Amy Kennedy Leadership

Turn Remote Work into Real Influence

Why High Performers Get Tired on Hybrid Teams

High performers rarely complain early. They keep delivering, absorb more than their share, and stay quiet about the friction… right up until they start pulling back.

What drains them isn’t the workload. It’s watching their effort fail to accumulate.

The signs look different depending on the person. One watches decisions reopen and realizes work they already completed no longer counts; after a few cycles, they start holding back. Another produces strong results every week but feels overlooked because the conversations that shape recognition happen in rooms they’re not in. Both are capable and contributing. Both are getting tired.

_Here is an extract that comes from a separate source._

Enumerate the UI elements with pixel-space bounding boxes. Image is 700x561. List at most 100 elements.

It’s tempting to attribute this to hybrid work or distance. Distance does make it worse, and uneven room presence creates uneven visibility. That unevenness existed before distributed teams; it was just less obvious. The deeper issue is that in most organizations, work is expressed in ways that are genuinely hard to see and hard to interpret. Updates describe activity instead of movement toward an outcome. Progress requires explanation rather than being self-evident. Recognition follows proximity because there’s no more reliable signal available.

When visibility depends on presence, the system will favor the people who are present. That isn’t a people problem, it’s a design problem.

High performers feel this first because they care about the work and expect their effort to build on itself. When it doesn’t, they stop investing at the same level. Leaders experience a version of the same problem from the other direction: they can’t get a clean answer to “where are we,” the work looks busy but not decisive, and they respond by adding meetings or oversight, which increases activity without improving visibility.

The fix isn’t more updates or more check-ins, and telling people to “be more visible” when what you actually need is for the work to be more visible just adds noise. Visibility should come from how work is expressed and preserved, not from who happened to be in the building.

When work is designed for visibility, a few things shift: progress is stated as change relative to an outcome rather than a list of tasks completed; what remains true is made explicit so decisions aren’t casually reopened; what comes next is clear enough that work continues without reset. In that environment, contribution becomes readable. Recognition follows naturally because the work itself shows what’s advancing.

High performers don’t need to work harder to be seen. They need to express their work in a way that can be understood outside the moment it was done. When that’s true, effort accumulates — and when effort accumulates, the energy comes back.